UK tells Renzi: end "illegal" discrimination
ROME– Britain has told Prime Minister Matteo Renzi’s Government that Italy must “find a solution” to “unacceptable and illegal” discrimination of UK lecturers, Europe Minister David Lidington says.
“The discrimination faced by UK and foreign national lecturers in Italy is unacceptable and illegal,” Mr Lidington said.
The Minister disclosed the latest demarche to Italy on the lettori’s plight in a reply to a Parliamentary question from Andrew Bridgen, Conservative MP for North West Leicestershire, some of whose constituents are lettori, who asked Mr Lidington last week “what discussions he has had with his Italian counterpart on the status of foreign lecturers in Italian universities.”
Mr Lidington disclosed that “most recently, the Minister for Universities and Science, my right hon. Friend Mr (David) Willetts has written to the new Italian Minister for Education, Research and Universities, Stefania Giannini, and underlined the importance of finding a solution.”

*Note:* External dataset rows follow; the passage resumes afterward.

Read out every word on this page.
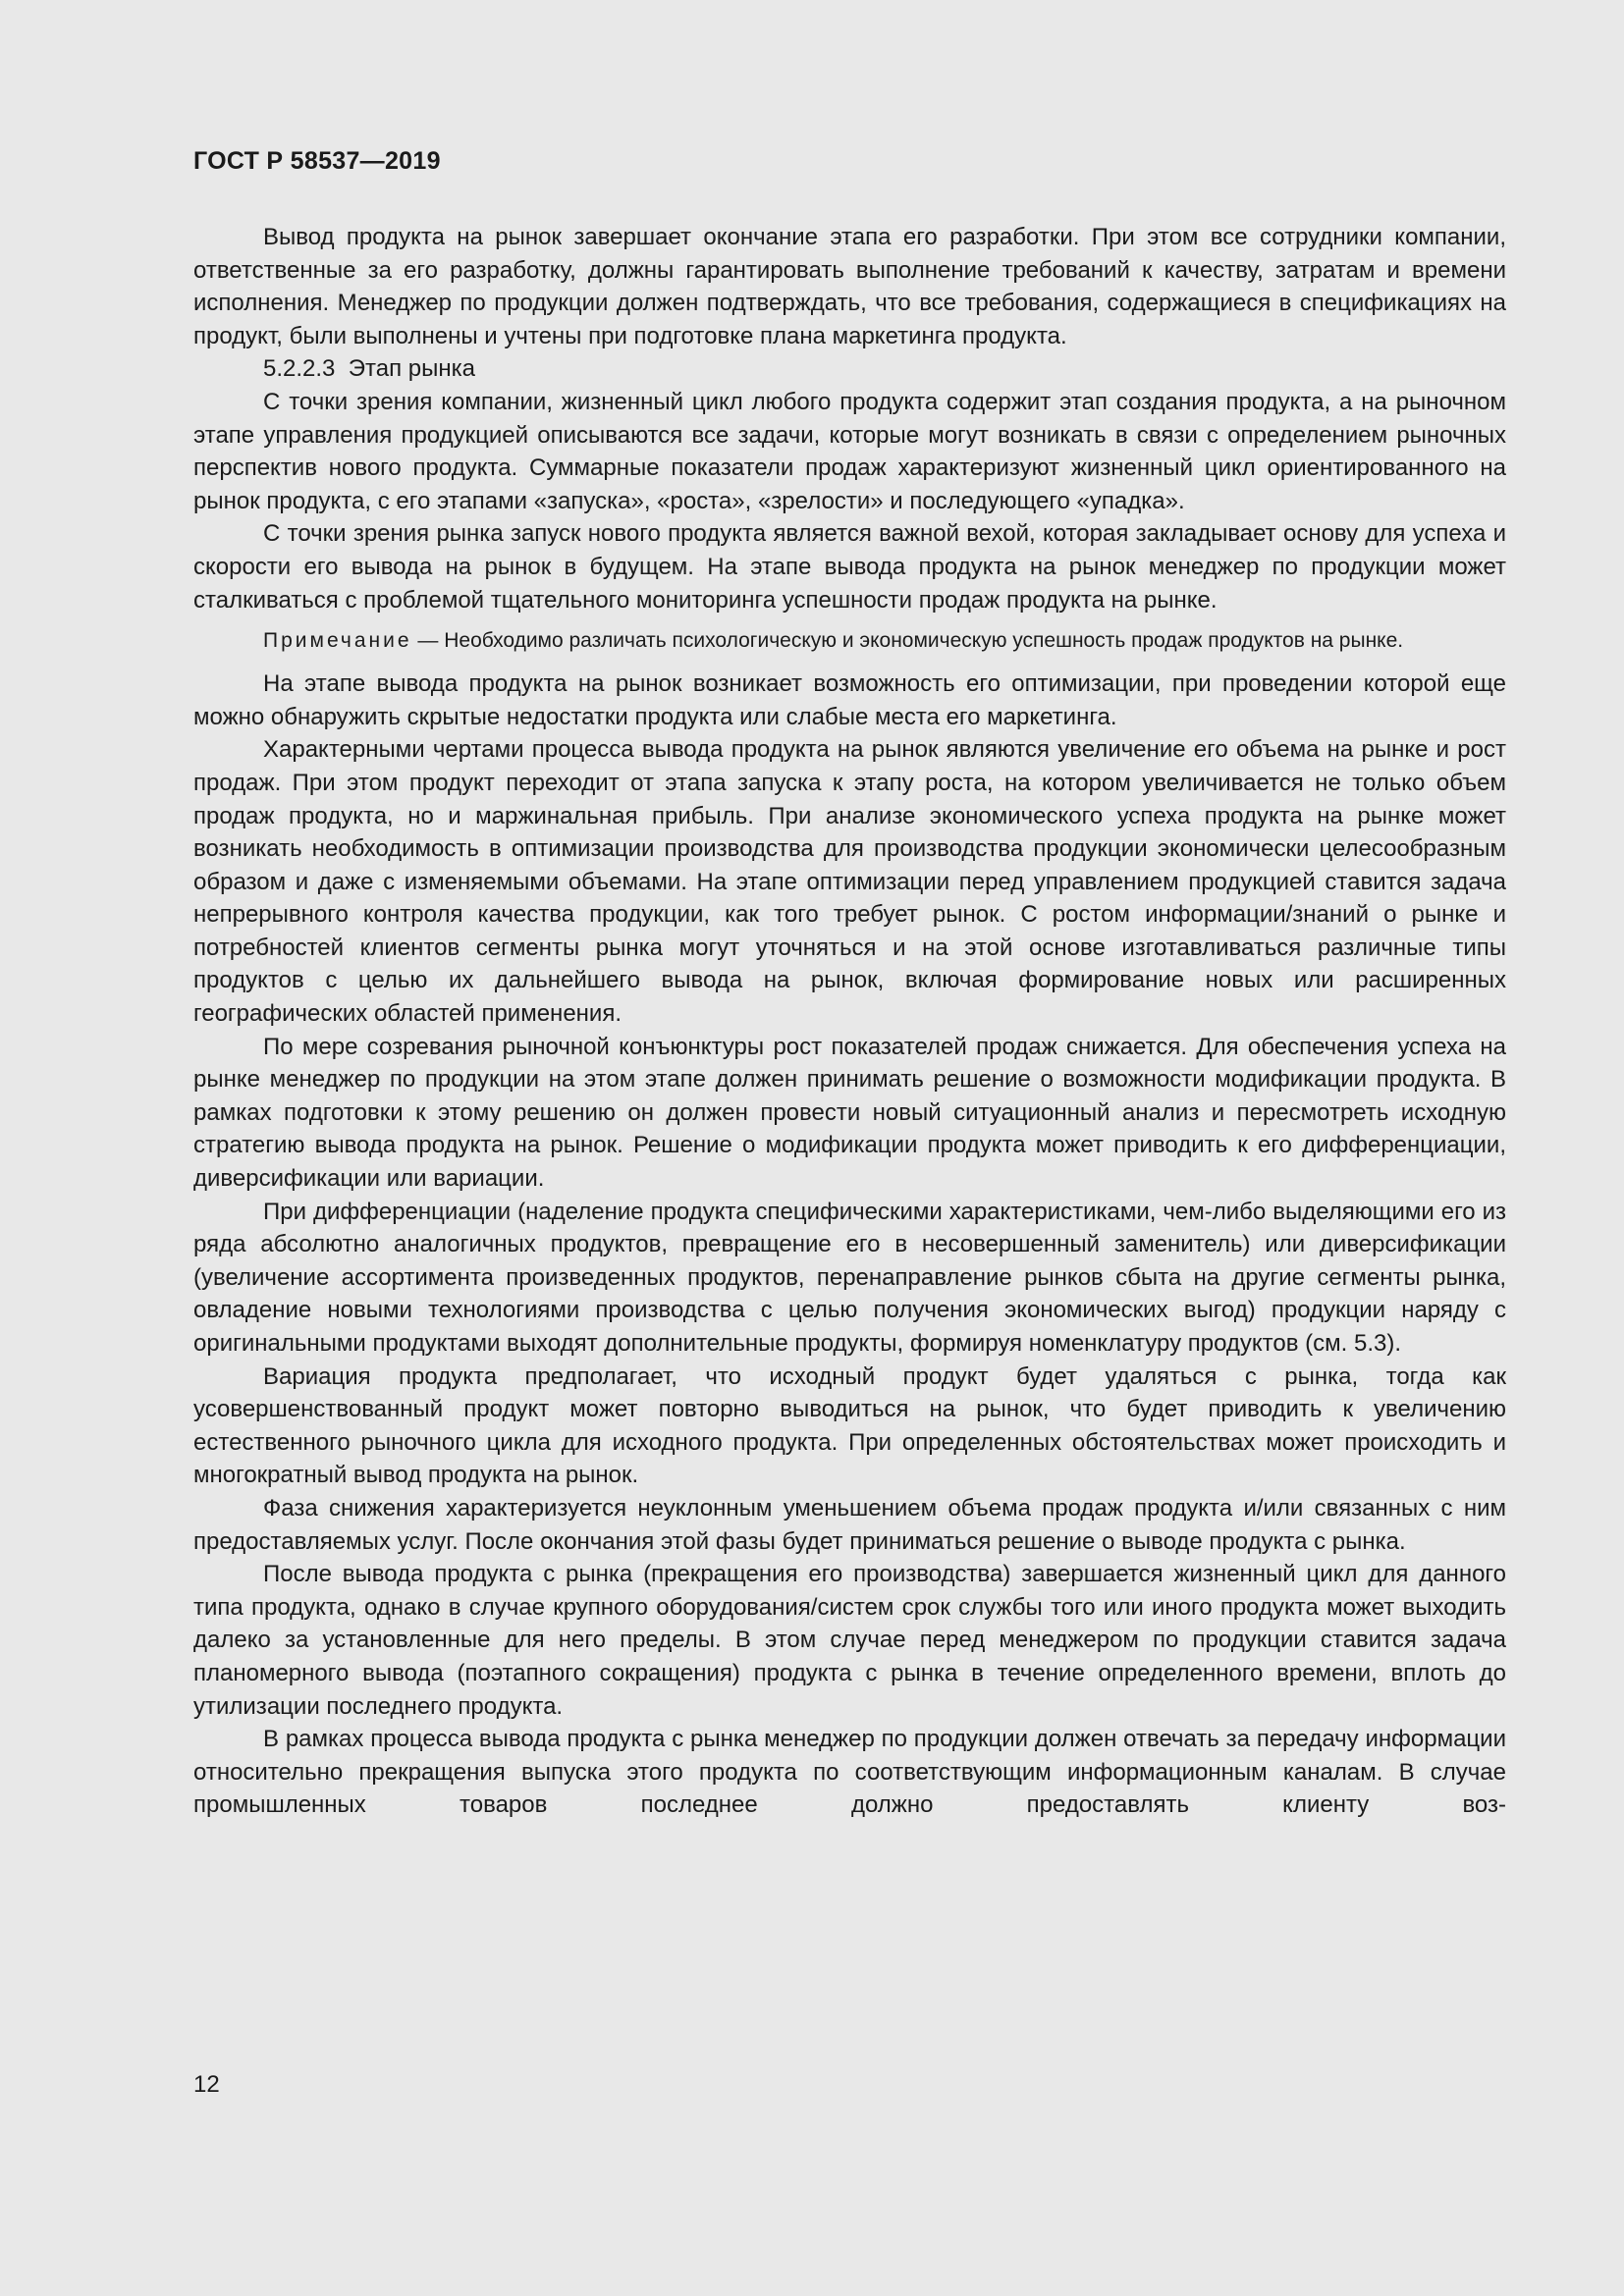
ГОСТ Р 58537—2019

Вывод продукта на рынок завершает окончание этапа его разработки. При этом все сотрудники компании, ответственные за его разработку, должны гарантировать выполнение требований к качеству, затратам и времени исполнения. Менеджер по продукции должен подтверждать, что все требования, содержащиеся в спецификациях на продукт, были выполнены и учтены при подготовке плана маркетинга продукта.

5.2.2.3 Этап рынка

С точки зрения компании, жизненный цикл любого продукта содержит этап создания продукта, а на рыночном этапе управления продукцией описываются все задачи, которые могут возникать в связи с определением рыночных перспектив нового продукта. Суммарные показатели продаж характеризуют жизненный цикл ориентированного на рынок продукта, с его этапами «запуска», «роста», «зрелости» и последующего «упадка».

С точки зрения рынка запуск нового продукта является важной вехой, которая закладывает основу для успеха и скорости его вывода на рынок в будущем. На этапе вывода продукта на рынок менеджер по продукции может сталкиваться с проблемой тщательного мониторинга успешности продаж продукта на рынке.

Примечание — Необходимо различать психологическую и экономическую успешность продаж продуктов на рынке.

На этапе вывода продукта на рынок возникает возможность его оптимизации, при проведении которой еще можно обнаружить скрытые недостатки продукта или слабые места его маркетинга.

Характерными чертами процесса вывода продукта на рынок являются увеличение его объема на рынке и рост продаж. При этом продукт переходит от этапа запуска к этапу роста, на котором увеличивается не только объем продаж продукта, но и маржинальная прибыль. При анализе экономического успеха продукта на рынке может возникать необходимость в оптимизации производства для производства продукции экономически целесообразным образом и даже с изменяемыми объемами. На этапе оптимизации перед управлением продукцией ставится задача непрерывного контроля качества продукции, как того требует рынок. С ростом информации/знаний о рынке и потребностей клиентов сегменты рынка могут уточняться и на этой основе изготавливаться различные типы продуктов с целью их дальнейшего вывода на рынок, включая формирование новых или расширенных географических областей применения.

По мере созревания рыночной конъюнктуры рост показателей продаж снижается. Для обеспечения успеха на рынке менеджер по продукции на этом этапе должен принимать решение о возможности модификации продукта. В рамках подготовки к этому решению он должен провести новый ситуационный анализ и пересмотреть исходную стратегию вывода продукта на рынок. Решение о модификации продукта может приводить к его дифференциации, диверсификации или вариации.

При дифференциации (наделение продукта специфическими характеристиками, чем-либо выделяющими его из ряда абсолютно аналогичных продуктов, превращение его в несовершенный заменитель) или диверсификации (увеличение ассортимента произведенных продуктов, перенаправление рынков сбыта на другие сегменты рынка, овладение новыми технологиями производства с целью получения экономических выгод) продукции наряду с оригинальными продуктами выходят дополнительные продукты, формируя номенклатуру продуктов (см. 5.3).

Вариация продукта предполагает, что исходный продукт будет удаляться с рынка, тогда как усовершенствованный продукт может повторно выводиться на рынок, что будет приводить к увеличению естественного рыночного цикла для исходного продукта. При определенных обстоятельствах может происходить и многократный вывод продукта на рынок.

Фаза снижения характеризуется неуклонным уменьшением объема продаж продукта и/или связанных с ним предоставляемых услуг. После окончания этой фазы будет приниматься решение о выводе продукта с рынка.

После вывода продукта с рынка (прекращения его производства) завершается жизненный цикл для данного типа продукта, однако в случае крупного оборудования/систем срок службы того или иного продукта может выходить далеко за установленные для него пределы. В этом случае перед менеджером по продукции ставится задача планомерного вывода (поэтапного сокращения) продукта с рынка в течение определенного времени, вплоть до утилизации последнего продукта.

В рамках процесса вывода продукта с рынка менеджер по продукции должен отвечать за передачу информации относительно прекращения выпуска этого продукта по соответствующим информационным каналам. В случае промышленных товаров последнее должно предоставлять клиенту воз-

12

Britain has kept up persistent pressure on Italy to compensate hundreds of lettori from Britain and other countries working in Italian universities who had their wages cut by as much as a half after the so-called Gelmini law passed by the previous Berlusconi Government downgraded them to mere language laboratory technicians rather than their established status as associate professors. The Letta Government pledged to make such compensation and it is expected that the Renzi cabinet will honour that commitment.
Mr Lidington recalled that “I met the then Italian Europe Minister, Enzo Moavero Milanesi, on 19 November 2013, and stressed the importance of progress.”
“I also met the Chairman of the Association of Foreign Lecturers in Italy (ALLSI), David Petrie, on 28 November 2013, and assured him of the Government's commitment to keep up the pressure on the Italian authorities. I raised the issue with Italian Deputy Foreign Minister, Marta Dassu, when I met her on 15 January,” the minister said.